On November 14th 2015, over 280 delegates came together, not at the United Nations Headquarters in New York City, but at an ordinary high school in Maryland.
These delegates were a part of the 7th Annual Centennial High School Model United Nations Conference, a high school level conference held annually since 2009. As a completely student-run conference, it was amazing to see its success, and furthermore, its profound effect on students from all across the state.
At nine o'clock in the morning, delegates arrived to their prospective committees, among them the Social, Cultural, and Humanitarian Committee, the United Nations Human Rights Council (HRC), a Historical Committee, and two fast-paced Joint Crisis Committees. Each committee was lead by two co-chairs, both dedicated Model United Nations(U.N.) students across Howard County.
As a first-time chair of the United Nations HRC, I was unsure of what to expect, and even nervous for the entire process. The complex rules of parliamentary procedure seemed jumbled in my mind, and it took a lot of strength to gain confidence at the start of committee session. But as the day went on, the experience came naturally to me, and I can say without a doubt that it was one of the best Model UN conference experiences I’ve ever had.
In the HRC, delegates passionately debated the topic of the recruitment of child soldiers worldwide.
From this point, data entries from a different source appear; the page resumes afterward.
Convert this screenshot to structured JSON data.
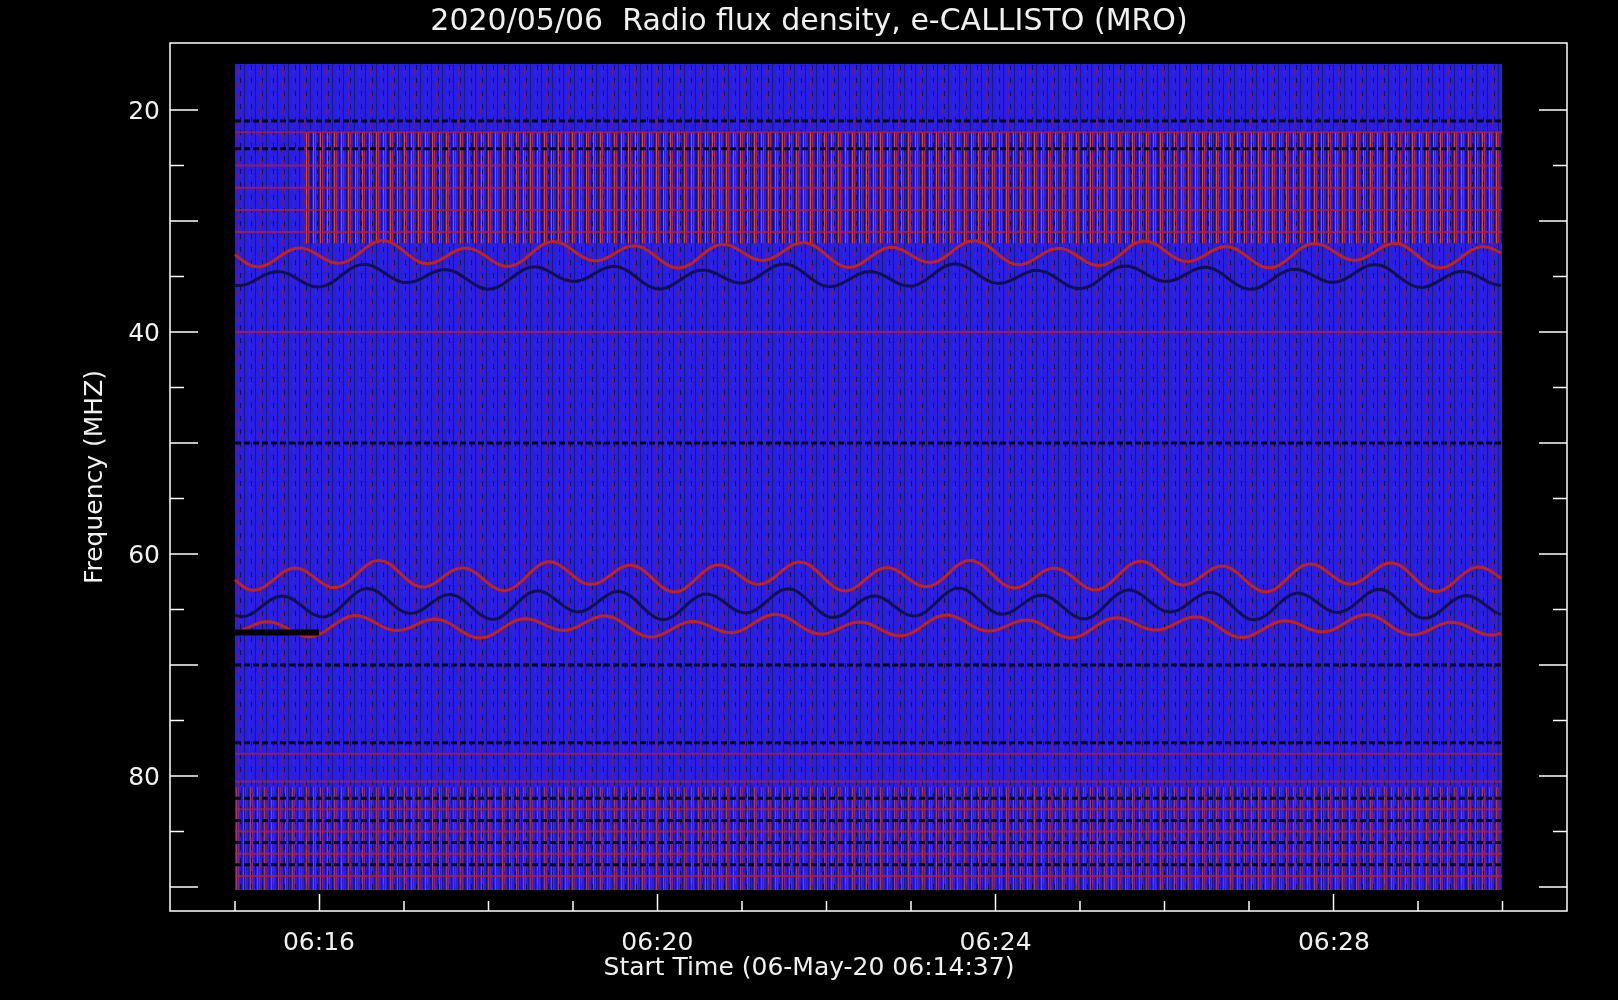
{
  "title": "2020/05/06  Radio flux density, e-CALLISTO (MRO)",
  "y_axis": {
    "label": "Frequency (MHZ)",
    "ticks": [
      "20",
      "40",
      "60",
      "80"
    ]
  },
  "x_axis": {
    "label": "Start Time (06-May-20 06:14:37)",
    "ticks": [
      "06:16",
      "06:20",
      "06:24",
      "06:28"
    ]
  }
}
Some of those leading debate included outstanding delegates from the Syrian Arab Republic, and the Democratic People’s Republic of North Korea. In committee, delegates were not only exposed to different aspects of the issue at hand, but were also amused by the theatrical performances of delegates in their country’s character. The excitement level definitely rose to a maximum when the delegate from the Democratic People’s Republic of North Korea stormed out of committee session in a perfectly executed act of fury.
Overall, each and every delegate was able to exhibit their extensive knowledge on a topic that, without the help of Model UN, they may have never thought about before. Novices and veterans alike were able to work with each other to pass a comprehensive resolution that supported the rehabilitation of child soldiers and prevent further recruitment. And for me, I was convinced that Model UN was something that I wanted to keep in my life. Seeing the impact of a successful committee session on the delegates and their positive response made me feel proud for all of the work that we, as students, can do to become better global citizens.
Thank you to my friend Amy Guo for coordinating this amazing conference, all of the staff and teachers that helped to make committee sessions run smoothly, my supportive co-chair that aided me every step of the way in this process, and most importantly, the amazing delegates that brought this council to life.
Author's Bio: Julie Wang is a sophomore at Centennial High School in Ellicott City, Maryland. She is currently the youngest board member of the Centennial Model United Nations club, and is the founder of her school’s chapter of Girl Up, a campaign of the United Nations Foundation. Julie has a passion for international relations, human rights activism, and supporting feminist movements.